I did say every modern entrepreneur, but this pathology has been around for a while. The term comprehensive designer was coined in the sixties, and refers to the kind of person who exists as a ‘synthesis of artist, inventor, mechanic, objective economist, and evolutionary strategist;’ the kind of mythologised personality of great intelligence and foresight that a whole host of modern day entrepreneurs desperately wish to be. One such entrepreneur is – although perhaps I should say was – Adam Neumann, the founder of WeWork, and the subject of Jed Rothstein’s rather indulgently titled documentary WeWork: or the Making and Breaking of a $47 Billion Unicorn.
If you’ve heard about WeWork, you know where this is going. The company’s story is one of a head-spinning rise and spectacular crash, technically legal scams, obscene amounts of money, and a metric tonne of hubris. This is the story that Rothstein’s documentary attempts to tell, spinning multiple threads out from one central point: the deranged egotism and cultish personality of Adam Neumann. The documentary paints a convincing portrait of him as the root of WeWork’s most innate flaws, and it may well be right. Articles documenting the company’s downfall focus squarely on Neumann, devoting some space to the role of his wife Rebekah, and typically less than a sentence to co-founder Miguel McKelvey.
Visually, WeWork: or the Making and Breaking of a $47 Billion Unicorn (I promised myself I would only type out the full title once, but here we are) is pretty standard for a tell-all documentary. Talking heads cut with archival footage hardly makes for a stylistic film, and the overuse of stock footage veers the documentary into the realm of the bland. While that shouldn’t necessarily be a huge issue with this particular brand of documentary, it is disappointing.
I’ll admit that a part of me harbours a strange admiration for Neumann. Given the opportunity, I think I might also try to scam a horde of heavy-pocketed venture capitalists slavering over the prospect of enriching themselves on the backs of the next Uber or Amazon out of their money. Wouldn’t you? But what Rothstein makes clear is that Neumann may as well be one of those venture capitalists himself. Constantly he talks of making the world a better place, of community and creativity and invention, but – despite never stating it outright – Rothstein’s edit lets us see the sinister hollowness of his words. Neumann may well have wanted to change the world, but only out of a desire for a place in the history books and a lined pocket. After a point it becomes funny. What response could I possibly have to hearing the line “We are definitely not a real estate company, we are a community of creators” from the lips of a man whose business model was essentially: owning property, leasing it to his own company, and in turn sub-leasing it to office workers, other than laughter? If someone could point me toward proof that landlordism a) is revolutionary, b) makes the world a better place, or c) both of the above, maybe I could take the guy seriously, but for now I’m happy to find the humour in the situation.
Similarly disappointing is what I can only describe as a lack of narrative focus.

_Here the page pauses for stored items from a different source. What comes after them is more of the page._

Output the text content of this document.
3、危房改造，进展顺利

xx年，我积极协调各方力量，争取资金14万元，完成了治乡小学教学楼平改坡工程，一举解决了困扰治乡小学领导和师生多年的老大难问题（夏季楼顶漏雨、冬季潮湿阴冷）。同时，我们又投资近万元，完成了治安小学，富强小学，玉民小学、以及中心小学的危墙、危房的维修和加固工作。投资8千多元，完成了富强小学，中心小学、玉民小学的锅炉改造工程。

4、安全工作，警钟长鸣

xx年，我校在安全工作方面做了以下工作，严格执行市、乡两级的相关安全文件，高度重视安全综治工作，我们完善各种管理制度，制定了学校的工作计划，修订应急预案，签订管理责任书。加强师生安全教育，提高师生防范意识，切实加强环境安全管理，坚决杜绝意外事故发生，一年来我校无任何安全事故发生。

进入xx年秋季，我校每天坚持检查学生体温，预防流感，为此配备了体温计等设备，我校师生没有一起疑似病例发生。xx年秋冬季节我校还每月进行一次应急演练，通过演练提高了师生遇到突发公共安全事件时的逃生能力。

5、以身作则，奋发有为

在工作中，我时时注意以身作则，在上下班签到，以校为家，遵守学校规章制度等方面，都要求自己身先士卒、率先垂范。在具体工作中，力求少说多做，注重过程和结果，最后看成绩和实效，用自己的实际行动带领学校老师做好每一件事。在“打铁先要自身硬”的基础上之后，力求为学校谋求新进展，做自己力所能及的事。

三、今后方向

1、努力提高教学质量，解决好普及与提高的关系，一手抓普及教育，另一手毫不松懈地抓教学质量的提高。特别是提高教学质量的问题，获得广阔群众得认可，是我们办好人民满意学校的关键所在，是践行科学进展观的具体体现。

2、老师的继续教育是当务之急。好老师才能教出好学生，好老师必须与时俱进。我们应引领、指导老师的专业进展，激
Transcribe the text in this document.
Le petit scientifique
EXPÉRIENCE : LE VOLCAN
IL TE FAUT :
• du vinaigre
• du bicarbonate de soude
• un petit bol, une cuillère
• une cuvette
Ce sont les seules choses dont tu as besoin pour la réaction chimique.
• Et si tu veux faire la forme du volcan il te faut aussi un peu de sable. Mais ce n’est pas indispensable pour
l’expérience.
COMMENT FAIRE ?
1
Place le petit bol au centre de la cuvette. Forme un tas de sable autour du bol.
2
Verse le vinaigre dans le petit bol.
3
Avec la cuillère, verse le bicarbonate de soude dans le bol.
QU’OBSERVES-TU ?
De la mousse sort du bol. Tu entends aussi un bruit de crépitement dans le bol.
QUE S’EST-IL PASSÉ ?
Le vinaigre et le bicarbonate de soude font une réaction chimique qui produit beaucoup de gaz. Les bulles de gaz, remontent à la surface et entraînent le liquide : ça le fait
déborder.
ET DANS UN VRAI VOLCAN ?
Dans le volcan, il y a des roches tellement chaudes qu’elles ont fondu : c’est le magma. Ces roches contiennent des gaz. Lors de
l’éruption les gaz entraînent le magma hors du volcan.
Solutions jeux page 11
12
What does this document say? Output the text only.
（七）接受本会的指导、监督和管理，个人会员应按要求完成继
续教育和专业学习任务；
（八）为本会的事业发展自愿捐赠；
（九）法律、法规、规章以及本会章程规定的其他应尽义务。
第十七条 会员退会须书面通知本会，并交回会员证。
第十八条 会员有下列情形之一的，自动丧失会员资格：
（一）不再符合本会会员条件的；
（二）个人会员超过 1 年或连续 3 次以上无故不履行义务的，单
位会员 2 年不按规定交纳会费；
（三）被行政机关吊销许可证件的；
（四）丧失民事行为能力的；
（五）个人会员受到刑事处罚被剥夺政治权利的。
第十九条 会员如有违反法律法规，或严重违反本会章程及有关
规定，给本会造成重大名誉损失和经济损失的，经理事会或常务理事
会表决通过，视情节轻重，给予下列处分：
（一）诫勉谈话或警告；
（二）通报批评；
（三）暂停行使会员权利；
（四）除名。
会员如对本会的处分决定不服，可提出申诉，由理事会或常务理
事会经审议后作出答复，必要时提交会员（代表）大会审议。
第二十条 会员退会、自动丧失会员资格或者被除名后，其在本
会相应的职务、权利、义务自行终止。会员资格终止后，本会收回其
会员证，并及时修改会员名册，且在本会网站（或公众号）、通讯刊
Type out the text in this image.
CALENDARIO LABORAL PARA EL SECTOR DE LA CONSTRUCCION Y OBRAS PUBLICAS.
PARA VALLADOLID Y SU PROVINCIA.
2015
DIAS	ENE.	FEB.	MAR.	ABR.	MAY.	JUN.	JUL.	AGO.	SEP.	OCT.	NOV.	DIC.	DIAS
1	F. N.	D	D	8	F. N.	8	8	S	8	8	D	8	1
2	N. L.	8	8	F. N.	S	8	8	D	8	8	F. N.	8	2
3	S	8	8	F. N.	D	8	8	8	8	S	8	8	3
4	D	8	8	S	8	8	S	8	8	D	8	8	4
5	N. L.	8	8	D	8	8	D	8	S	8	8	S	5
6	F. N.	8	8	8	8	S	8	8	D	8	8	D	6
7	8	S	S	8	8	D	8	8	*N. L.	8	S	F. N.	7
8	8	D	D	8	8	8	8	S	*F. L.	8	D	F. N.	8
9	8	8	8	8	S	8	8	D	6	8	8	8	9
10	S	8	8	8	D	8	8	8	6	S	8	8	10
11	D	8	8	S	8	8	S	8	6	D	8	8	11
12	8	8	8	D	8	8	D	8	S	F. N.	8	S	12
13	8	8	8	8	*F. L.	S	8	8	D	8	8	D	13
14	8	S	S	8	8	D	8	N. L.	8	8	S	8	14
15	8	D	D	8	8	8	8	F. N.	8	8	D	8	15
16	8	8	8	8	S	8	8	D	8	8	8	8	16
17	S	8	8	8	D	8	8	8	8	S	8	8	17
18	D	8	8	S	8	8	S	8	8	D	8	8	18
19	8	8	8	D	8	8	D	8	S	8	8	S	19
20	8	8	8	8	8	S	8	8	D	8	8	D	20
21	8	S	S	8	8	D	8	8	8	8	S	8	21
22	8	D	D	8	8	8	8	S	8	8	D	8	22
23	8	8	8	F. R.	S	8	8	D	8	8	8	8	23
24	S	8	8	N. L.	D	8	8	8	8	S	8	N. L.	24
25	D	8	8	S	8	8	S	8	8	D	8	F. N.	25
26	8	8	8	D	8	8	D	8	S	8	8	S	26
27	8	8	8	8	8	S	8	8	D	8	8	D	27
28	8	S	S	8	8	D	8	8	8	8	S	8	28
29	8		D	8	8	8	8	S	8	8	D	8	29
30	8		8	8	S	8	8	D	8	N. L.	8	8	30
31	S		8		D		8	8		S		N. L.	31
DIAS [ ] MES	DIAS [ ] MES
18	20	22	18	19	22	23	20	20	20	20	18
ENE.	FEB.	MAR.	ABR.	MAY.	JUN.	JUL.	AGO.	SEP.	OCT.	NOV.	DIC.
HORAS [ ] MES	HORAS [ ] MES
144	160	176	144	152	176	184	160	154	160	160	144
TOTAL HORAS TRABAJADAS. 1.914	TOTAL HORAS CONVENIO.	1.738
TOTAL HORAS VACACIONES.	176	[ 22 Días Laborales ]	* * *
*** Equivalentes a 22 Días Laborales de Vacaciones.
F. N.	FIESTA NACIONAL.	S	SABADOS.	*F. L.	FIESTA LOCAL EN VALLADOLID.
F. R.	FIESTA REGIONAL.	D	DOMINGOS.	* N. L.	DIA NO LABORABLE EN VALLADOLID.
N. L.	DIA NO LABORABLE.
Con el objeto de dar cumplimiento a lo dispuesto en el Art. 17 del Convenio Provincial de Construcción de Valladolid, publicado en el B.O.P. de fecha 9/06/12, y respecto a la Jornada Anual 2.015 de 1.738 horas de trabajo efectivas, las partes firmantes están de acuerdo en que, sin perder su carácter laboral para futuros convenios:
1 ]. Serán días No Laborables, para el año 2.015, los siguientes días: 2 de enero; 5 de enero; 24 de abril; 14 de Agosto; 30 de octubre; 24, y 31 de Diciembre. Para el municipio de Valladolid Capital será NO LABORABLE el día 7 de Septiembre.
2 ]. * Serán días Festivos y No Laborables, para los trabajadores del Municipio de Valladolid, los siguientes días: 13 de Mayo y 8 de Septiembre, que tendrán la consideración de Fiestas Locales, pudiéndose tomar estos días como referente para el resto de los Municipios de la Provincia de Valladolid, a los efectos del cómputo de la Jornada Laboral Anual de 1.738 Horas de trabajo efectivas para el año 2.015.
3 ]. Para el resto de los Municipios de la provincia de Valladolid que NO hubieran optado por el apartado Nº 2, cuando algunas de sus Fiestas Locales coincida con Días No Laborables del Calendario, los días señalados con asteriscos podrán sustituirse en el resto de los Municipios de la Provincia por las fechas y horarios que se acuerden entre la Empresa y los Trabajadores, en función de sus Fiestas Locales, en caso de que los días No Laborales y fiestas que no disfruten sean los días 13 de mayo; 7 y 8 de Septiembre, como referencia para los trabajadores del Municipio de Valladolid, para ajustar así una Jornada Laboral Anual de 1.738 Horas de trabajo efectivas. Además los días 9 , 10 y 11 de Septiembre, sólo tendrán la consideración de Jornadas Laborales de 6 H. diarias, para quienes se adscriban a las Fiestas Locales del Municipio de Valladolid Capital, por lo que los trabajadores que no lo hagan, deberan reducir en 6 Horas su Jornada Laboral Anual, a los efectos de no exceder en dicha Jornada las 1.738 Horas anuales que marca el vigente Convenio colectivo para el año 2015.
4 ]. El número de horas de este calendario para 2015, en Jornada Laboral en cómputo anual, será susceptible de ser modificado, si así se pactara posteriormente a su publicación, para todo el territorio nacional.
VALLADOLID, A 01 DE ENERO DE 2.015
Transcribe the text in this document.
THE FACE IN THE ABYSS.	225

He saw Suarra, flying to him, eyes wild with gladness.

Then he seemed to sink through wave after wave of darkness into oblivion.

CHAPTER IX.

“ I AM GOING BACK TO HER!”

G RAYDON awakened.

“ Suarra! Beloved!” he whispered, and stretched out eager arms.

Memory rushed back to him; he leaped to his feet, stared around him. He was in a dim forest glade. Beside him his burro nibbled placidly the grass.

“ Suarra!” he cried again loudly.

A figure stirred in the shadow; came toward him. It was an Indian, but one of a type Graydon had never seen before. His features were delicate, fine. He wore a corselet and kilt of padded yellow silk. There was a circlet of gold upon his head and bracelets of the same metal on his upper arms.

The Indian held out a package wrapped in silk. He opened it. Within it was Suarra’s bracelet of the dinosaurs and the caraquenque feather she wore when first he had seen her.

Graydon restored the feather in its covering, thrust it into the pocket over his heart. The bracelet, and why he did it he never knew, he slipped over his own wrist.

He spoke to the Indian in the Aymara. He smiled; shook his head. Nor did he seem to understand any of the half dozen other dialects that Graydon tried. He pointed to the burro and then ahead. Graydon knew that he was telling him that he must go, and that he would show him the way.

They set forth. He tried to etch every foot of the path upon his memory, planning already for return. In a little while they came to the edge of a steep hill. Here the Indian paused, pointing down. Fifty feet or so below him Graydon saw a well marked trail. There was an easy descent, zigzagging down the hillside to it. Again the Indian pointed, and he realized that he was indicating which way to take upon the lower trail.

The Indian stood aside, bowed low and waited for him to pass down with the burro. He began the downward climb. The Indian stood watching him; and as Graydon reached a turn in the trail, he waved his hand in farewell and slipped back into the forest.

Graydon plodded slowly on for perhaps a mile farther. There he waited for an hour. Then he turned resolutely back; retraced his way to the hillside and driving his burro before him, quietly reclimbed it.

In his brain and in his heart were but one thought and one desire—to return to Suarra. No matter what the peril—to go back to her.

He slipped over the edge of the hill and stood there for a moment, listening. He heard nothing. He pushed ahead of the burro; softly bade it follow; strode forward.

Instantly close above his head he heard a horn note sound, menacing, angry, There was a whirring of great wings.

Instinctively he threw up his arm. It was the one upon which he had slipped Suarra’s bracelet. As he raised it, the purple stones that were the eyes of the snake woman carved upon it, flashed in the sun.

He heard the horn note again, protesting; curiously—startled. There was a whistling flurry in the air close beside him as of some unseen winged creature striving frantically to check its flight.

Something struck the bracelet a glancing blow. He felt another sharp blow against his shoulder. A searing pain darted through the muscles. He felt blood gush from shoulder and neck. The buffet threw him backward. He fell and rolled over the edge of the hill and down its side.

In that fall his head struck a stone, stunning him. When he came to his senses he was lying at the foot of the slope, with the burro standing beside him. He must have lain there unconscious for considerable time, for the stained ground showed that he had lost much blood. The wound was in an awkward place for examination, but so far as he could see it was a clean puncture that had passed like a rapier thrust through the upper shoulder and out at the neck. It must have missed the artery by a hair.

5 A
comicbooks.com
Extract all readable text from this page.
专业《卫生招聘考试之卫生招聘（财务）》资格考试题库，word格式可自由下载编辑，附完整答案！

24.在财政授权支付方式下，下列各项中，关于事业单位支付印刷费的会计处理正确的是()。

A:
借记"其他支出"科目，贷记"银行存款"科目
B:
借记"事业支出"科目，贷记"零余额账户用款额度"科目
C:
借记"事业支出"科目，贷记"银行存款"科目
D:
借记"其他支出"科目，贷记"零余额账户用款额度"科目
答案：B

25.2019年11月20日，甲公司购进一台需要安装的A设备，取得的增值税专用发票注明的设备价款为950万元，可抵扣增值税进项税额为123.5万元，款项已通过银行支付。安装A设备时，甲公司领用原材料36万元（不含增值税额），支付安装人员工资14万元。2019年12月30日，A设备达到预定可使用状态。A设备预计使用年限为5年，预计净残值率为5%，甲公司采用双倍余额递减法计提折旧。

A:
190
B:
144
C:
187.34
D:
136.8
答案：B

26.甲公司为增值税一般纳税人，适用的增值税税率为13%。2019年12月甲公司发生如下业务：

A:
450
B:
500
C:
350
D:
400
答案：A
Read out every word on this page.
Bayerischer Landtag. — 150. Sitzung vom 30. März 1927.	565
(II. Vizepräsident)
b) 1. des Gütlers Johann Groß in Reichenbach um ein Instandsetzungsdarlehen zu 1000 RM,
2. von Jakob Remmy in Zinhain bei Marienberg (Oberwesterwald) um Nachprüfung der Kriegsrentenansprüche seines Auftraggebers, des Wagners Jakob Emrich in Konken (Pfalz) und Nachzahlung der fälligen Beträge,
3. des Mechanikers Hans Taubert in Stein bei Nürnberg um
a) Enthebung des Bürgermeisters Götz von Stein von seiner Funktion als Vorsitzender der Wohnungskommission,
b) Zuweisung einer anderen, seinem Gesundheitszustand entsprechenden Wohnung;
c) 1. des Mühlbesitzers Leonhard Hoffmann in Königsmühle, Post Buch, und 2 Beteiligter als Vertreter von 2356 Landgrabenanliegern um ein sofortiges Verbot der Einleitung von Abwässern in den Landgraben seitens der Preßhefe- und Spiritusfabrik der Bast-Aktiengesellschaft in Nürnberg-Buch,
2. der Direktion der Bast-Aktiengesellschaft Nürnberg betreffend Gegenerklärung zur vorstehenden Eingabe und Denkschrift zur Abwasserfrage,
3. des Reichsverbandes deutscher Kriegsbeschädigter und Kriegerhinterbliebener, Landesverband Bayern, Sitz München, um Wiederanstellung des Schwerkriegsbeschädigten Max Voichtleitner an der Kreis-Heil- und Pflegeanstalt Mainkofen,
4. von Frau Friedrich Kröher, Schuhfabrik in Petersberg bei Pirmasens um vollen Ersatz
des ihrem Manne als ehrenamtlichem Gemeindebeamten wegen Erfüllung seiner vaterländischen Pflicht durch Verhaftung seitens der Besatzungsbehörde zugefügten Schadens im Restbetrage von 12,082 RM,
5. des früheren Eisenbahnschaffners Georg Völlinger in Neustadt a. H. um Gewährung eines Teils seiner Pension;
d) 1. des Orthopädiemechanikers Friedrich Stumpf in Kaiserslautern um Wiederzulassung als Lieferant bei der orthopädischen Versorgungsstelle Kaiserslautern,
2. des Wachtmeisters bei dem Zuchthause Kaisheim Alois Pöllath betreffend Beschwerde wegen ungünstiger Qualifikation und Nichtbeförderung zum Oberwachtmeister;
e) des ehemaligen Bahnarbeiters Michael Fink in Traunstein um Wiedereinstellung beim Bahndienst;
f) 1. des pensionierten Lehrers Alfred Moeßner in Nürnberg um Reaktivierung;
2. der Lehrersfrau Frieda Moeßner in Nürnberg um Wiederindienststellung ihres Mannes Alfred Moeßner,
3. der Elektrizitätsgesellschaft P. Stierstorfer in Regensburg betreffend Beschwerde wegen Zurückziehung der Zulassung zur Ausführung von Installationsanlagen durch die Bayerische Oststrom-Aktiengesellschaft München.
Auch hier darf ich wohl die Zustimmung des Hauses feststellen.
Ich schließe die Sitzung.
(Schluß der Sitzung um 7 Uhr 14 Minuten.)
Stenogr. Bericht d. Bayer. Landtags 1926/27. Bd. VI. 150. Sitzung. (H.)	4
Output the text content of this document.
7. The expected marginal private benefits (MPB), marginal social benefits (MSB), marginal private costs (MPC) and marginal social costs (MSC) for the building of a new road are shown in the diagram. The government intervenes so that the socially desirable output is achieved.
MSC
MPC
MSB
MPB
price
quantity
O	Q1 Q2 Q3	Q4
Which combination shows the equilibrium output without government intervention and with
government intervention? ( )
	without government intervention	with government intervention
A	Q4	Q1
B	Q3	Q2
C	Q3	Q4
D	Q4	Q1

Neumann is a chaotic guy, granted, but by telling the story of WeWork with him as its centrepoint, it seems that Rothstein’s film couldn’t help but take on some of that chaos. The result is a narrative throughline that at points feels blurry, lacking in the finer details. Threads are introduced then dropped, occasionally picked back up at a later point, but in the middle of a completely different thread. This isn’t a condemnation of the film, more just a forewarning. By the end, you’ll be left with a clear portrait of Neumann’s egotism and the cultish atmosphere he cultivated at WeWork, but fuzzy on some of the specifics of the story, and curiously googling for a decent explainer article to make sure you got it all.